Sisa pakan dan feses udang yang tertinggal di dasar tambak merupakan faktor kunci yang memicu penurunan kualitas air dan perlu segera dibuang untuk menjaga air berada di atas ambang batas kelayakan daya dukung udang untuk tumbuh maksimal."
Takalar (ANTARA News) - Badan Penelitian dan Pengembangan Kementerian Kelautan dan Perikanan (KKP) mengembangkan prototipe instalasi pengolahan air limbah (Ipal) yang meminimalisasi pencemaran pesisir akibat pengelolaan tambak udang superintensif.

"Budi daya udang vaname superintensif yang produktivitasnya sangat tinggi juga menghasilkan banyak limbah, instalasi ini jadi bagian dari budi daya udang superinsentif zero-waste," kata pakar budi daya udang Prof Dr Rachman Syah di sela panen udang vaname di Kabupaten Takalar, Sulawesi Selatan, Selasa.

Produktivitas budi daya udang vaname, ujar dia, memang besar, bisa 1.000 ekor udang sekali tebar per meter persegi dan hasilnya bisa sampai 12 ton per 1.000 m2, namun total sedimen di tambaknya sampai 20 ton bobot kering.

Sedimen dari air buangan limbah tersebut menghasilkan nitrogen 325 kg, 253 kg fosfor dan 2.042 kg sedimen karbon organik, katanya.

"Sisa pakan dan feses udang yang tertinggal di dasar tambak merupakan faktor kunci yang memicu penurunan kualitas air dan perlu segera dibuang untuk menjaga air berada di atas ambang batas kelayakan daya dukung udang untuk tumbuh maksimal," katanya.

Riset Balitbang KKP luas perairan yang menerima beban limbah di empat tambak prototipe KKP di Desa Punaga Kecamatan Mangarabombang Kabupaten Takelar, Sulsel mencapai luas 49 ha dengan volume massa air 1,77 juta m3, sehingga pembilasan secara alami limbah bekas udang mencapai 3,8 hari.

"Bagaimana kalau ada puluhan hingga ratusan hektare tambak? Karena itulah dibutuhkan teknologi ipal yang selain mampu mendukung produktivitas udang, juga tidak mencemari perairan," katanya.

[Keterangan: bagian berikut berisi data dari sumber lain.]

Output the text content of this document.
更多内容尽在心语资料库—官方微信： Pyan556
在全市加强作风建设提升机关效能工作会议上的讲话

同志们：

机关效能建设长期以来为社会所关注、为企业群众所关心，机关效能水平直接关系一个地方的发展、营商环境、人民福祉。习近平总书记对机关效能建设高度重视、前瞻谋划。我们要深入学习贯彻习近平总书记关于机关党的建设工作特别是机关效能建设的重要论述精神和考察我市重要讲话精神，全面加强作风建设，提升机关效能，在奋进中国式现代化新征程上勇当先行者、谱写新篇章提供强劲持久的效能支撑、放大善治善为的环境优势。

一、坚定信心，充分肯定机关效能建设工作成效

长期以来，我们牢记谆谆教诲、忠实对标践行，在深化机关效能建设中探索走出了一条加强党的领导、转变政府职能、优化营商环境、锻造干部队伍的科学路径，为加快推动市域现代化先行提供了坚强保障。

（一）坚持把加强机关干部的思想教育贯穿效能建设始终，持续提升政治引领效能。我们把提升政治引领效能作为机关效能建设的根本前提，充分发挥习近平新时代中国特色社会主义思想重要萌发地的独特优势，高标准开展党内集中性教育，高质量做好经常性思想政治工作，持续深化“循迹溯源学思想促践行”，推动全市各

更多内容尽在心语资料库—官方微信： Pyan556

Ipal tambak udang superintensif itu terdiri dari empat bagian, yakni kolam pengendapan tempat membuang air limbah pertama kali agar kadar TSS (total suspended solid) yang sangat tinggi dan bau busuk dari H2S turun dan sisa endapannya bisa dibuat pupuk.

Dari kolam tersebut, sisa air limbah masuk ke kolam oksigenasi untuk menaikkan oksigen dan menurunkan BOD (kebutuhan oksigen biologis).

Sisanya, lanjut dia, masuk ke kolam biokonversi untuk mengubah nutrien yang bisa menyebabkan eutrofikasi menjadi bermanfaat bagi organisma lain, baru sisa terakhir ini masuk ke kolam penampungan untuk selanjutnya dibuang ke laut.

Hadir dalam acara tersebut. Kepala Balai Litbang Budidaya Air Payau Andi Parenrengi, dan para peserta bimbingan teknis budidaya udang vaname superintensif dan pengolahan limbahnya dari berbagai kabupaten.